During the brainstorming session

  1. Create a deck of cards with challenges. Indicate a different topic on each of them and distribute them to your participants. Then ask them to come up with an idea quickly, say in less than a minute. When the time is up, collect the cards and deal them differently. Plan enough cards so that everyone can have one at every meeting, even if you have to include quirky themes to fill in a gap, such as: e.g. “quirky holiday ideas” or “What would you do if you won the lottery?”. Once everyone has contributed, collect all the cards. You can use the collected ideas to boost your brainstorming and strategic planning develop.
  2. Use a digital whiteboard tool like Lucidspark to collect feedback during the meeting. This software allows participants to give feedback like they would with paper post-its, but more efficiently. Digital whiteboards allow contributors to submit their annotations from their laptop, phone, or tablet, eliminating the need to get up and walk around a physical board or wall. In addition, Lucidspark automatically saves ratings and comments and offers timer and voting functions.
  3. During the meeting, start with an activity to break the ice and get attendees interested before you start the actual brainstorming session. This workshop does not have to be related to the topic of your brainstorming, its aim is to relax the atmosphere. For example, you can choose a What to do with this object activity. » In this game, choose an ordinary object (a ladder, a chair, etc.) and ask the participants in a given time, e.g. B. two minutes to find as many creative uses for it as possible. The answers can be goofy or ridiculous; it’s just about getting creative.
  4. Consider a visual brainstorming exercise. They allow all of your employees to get involved and engage another part of their brain. For example, start with a few themes you want to develop. Record these issues on several large sheets of paper or on a whiteboard. Pass the papers around and ask each participant to draw an illustration of their idea. Continue until everyone has had a chance to contribute to the different topics. Present the papers to the group and go through them one by one. Don’t forget to record the results of the exercise.

After the brainstorm

  1. Give attendees time to add posts, comments, or questions via email or chat—your colleagues may have lots of new ideas to share afterwards. This additional time is granted according to the deadlines of your project, it can be the end of the day, the weekend or more than a week.
  2. Gather all the information processed and gathered during the brainstorming meeting. Share the results with a mind map tool to visually present the conclusions of your discussion in a simple and understandable way. You can share this data with strategic external contributors who you think could be useful to the project.
  3. Don’t hesitate to start again if you don’t get satisfactory results. It is possible that a meeting will not have the expected effects. In this case, you may need to reconsider the topics to be covered and seek input again with a new strategy. It is also possible to save good ideas for later or for another project.
  4. Prioritize deliverables considering constraints such as time, budget, and scope.
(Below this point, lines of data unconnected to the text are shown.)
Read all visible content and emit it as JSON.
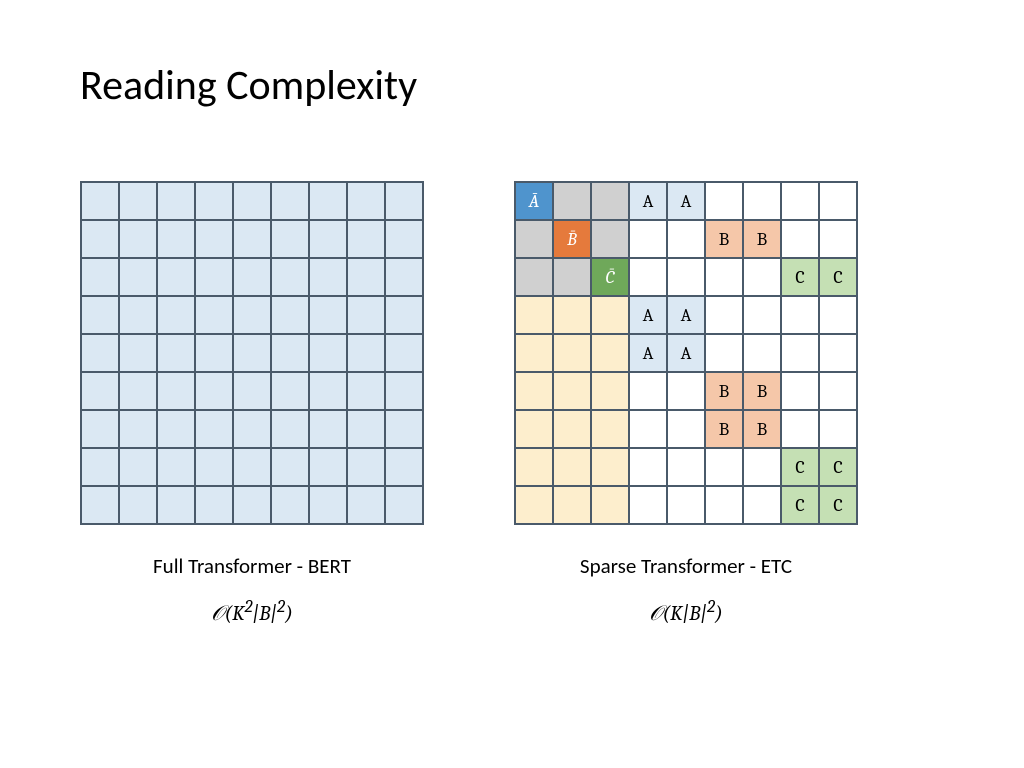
{
  "title": "Reading Complexity",
  "colors": {
    "fill_light_blue": "#dbe8f3",
    "fill_blue_header": "#4f94cd",
    "fill_orange_header": "#e57a3c",
    "fill_green_header": "#6fa85a",
    "fill_gray": "#d0d0d0",
    "fill_cream": "#fdeecd",
    "fill_peach": "#f5c7a9",
    "fill_light_green": "#c5e0b4",
    "fill_white": "#ffffff",
    "text_white": "#ffffff",
    "text_black": "#000000",
    "border": "#4a5a6a"
  },
  "left_grid": {
    "rows": 9,
    "cols": 9,
    "fill_all": "fill_light_blue"
  },
  "right_grid": {
    "rows": 9,
    "cols": 9,
    "cells": [
      {
        "r": 0,
        "c": 0,
        "fill": "fill_blue_header",
        "label": "Ā",
        "text": "text_white",
        "italic": true
      },
      {
        "r": 0,
        "c": 1,
        "fill": "fill_gray"
      },
      {
        "r": 0,
        "c": 2,
        "fill": "fill_gray"
      },
      {
        "r": 0,
        "c": 3,
        "fill": "fill_light_blue",
        "label": "A"
      },
      {
        "r": 0,
        "c": 4,
        "fill": "fill_light_blue",
        "label": "A"
      },
      {
        "r": 1,
        "c": 0,
        "fill": "fill_gray"
      },
      {
        "r": 1,
        "c": 1,
        "fill": "fill_orange_header",
        "label": "B̄",
        "text": "text_white",
        "italic": true
      },
      {
        "r": 1,
        "c": 2,
        "fill": "fill_gray"
      },
      {
        "r": 1,
        "c": 5,
        "fill": "fill_peach",
        "label": "B"
      },
      {
        "r": 1,
        "c": 6,
        "fill": "fill_peach",
        "label": "B"
      },
      {
        "r": 2,
        "c": 0,
        "fill": "fill_gray"
      },
      {
        "r": 2,
        "c": 1,
        "fill": "fill_gray"
      },
      {
        "r": 2,
        "c": 2,
        "fill": "fill_green_header",
        "label": "C̄",
        "text": "text_white",
        "italic": true
      },
      {
        "r": 2,
        "c": 7,
        "fill": "fill_light_green",
        "label": "C"
      },
      {
        "r": 2,
        "c": 8,
        "fill": "fill_light_green",
        "label": "C"
      },
      {
        "r": 3,
        "c": 0,
        "fill": "fill_cream"
      },
      {
        "r": 3,
        "c": 1,
        "fill": "fill_cream"
      },
      {
        "r": 3,
        "c": 2,
        "fill": "fill_cream"
      },
      {
        "r": 3,
        "c": 3,
        "fill": "fill_light_blue",
        "label": "A"
      },
      {
        "r": 3,
        "c": 4,
        "fill": "fill_light_blue",
        "label": "A"
      },
      {
        "r": 4,
        "c": 0,
        "fill": "fill_cream"
      },
      {
        "r": 4,
        "c": 1,
        "fill": "fill_cream"
      },
      {
        "r": 4,
        "c": 2,
        "fill": "fill_cream"
      },
      {
        "r": 4,
        "c": 3,
        "fill": "fill_light_blue",
        "label": "A"
      },
      {
        "r": 4,
        "c": 4,
        "fill": "fill_light_blue",
        "label": "A"
      },
      {
        "r": 5,
        "c": 0,
        "fill": "fill_cream"
      },
      {
        "r": 5,
        "c": 1,
        "fill": "fill_cream"
      },
      {
        "r": 5,
        "c": 2,
        "fill": "fill_cream"
      },
      {
        "r": 5,
        "c": 5,
        "fill": "fill_peach",
        "label": "B"
      },
      {
        "r": 5,
        "c": 6,
        "fill": "fill_peach",
        "label": "B"
      },
      {
        "r": 6,
        "c": 0,
        "fill": "fill_cream"
      },
      {
        "r": 6,
        "c": 1,
        "fill": "fill_cream"
      },
      {
        "r": 6,
        "c": 2,
        "fill": "fill_cream"
      },
      {
        "r": 6,
        "c": 5,
        "fill": "fill_peach",
        "label": "B"
      },
      {
        "r": 6,
        "c": 6,
        "fill": "fill_peach",
        "label": "B"
      },
      {
        "r": 7,
        "c": 0,
        "fill": "fill_cream"
      },
      {
        "r": 7,
        "c": 1,
        "fill": "fill_cream"
      },
      {
        "r": 7,
        "c": 2,
        "fill": "fill_cream"
      },
      {
        "r": 7,
        "c": 7,
        "fill": "fill_light_green",
        "label": "C"
      },
      {
        "r": 7,
        "c": 8,
        "fill": "fill_light_green",
        "label": "C"
      },
      {
        "r": 8,
        "c": 0,
        "fill": "fill_cream"
      },
      {
        "r": 8,
        "c": 1,
        "fill": "fill_cream"
      },
      {
        "r": 8,
        "c": 2,
        "fill": "fill_cream"
      },
      {
        "r": 8,
        "c": 7,
        "fill": "fill_light_green",
        "label": "C"
      },
      {
        "r": 8,
        "c": 8,
        "fill": "fill_light_green",
        "label": "C"
      }
    ]
  },
  "captions": {
    "left": "Full Transformer - BERT",
    "right": "Sparse Transformer - ETC"
  },
  "formulas": {
    "left_html": "<span class='scriptO'>𝒪</span>(<i>K</i><sup>2</sup>|<i>B</i>|<sup>2</sup>)",
    "right_html": "<span class='scriptO'>𝒪</span>(<i>K</i>|<i>B</i>|<sup>2</sup>)"
  }
}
Many users use a classic impact/effort matrix to sort their ideas. You can do this exercise alone, with a small number of stakeholders, or with your entire group.

Inclusive brainstorming techniques are very useful for your projects as they allow you to collect ideas from everyone involved and not just extroverts. Plans that take everyone’s contribution into account are more easily endorsed by the whole group. By combining classic brainstorming methods with digital tools, you can easily collect your strategic information and prioritize it in an effective project plan.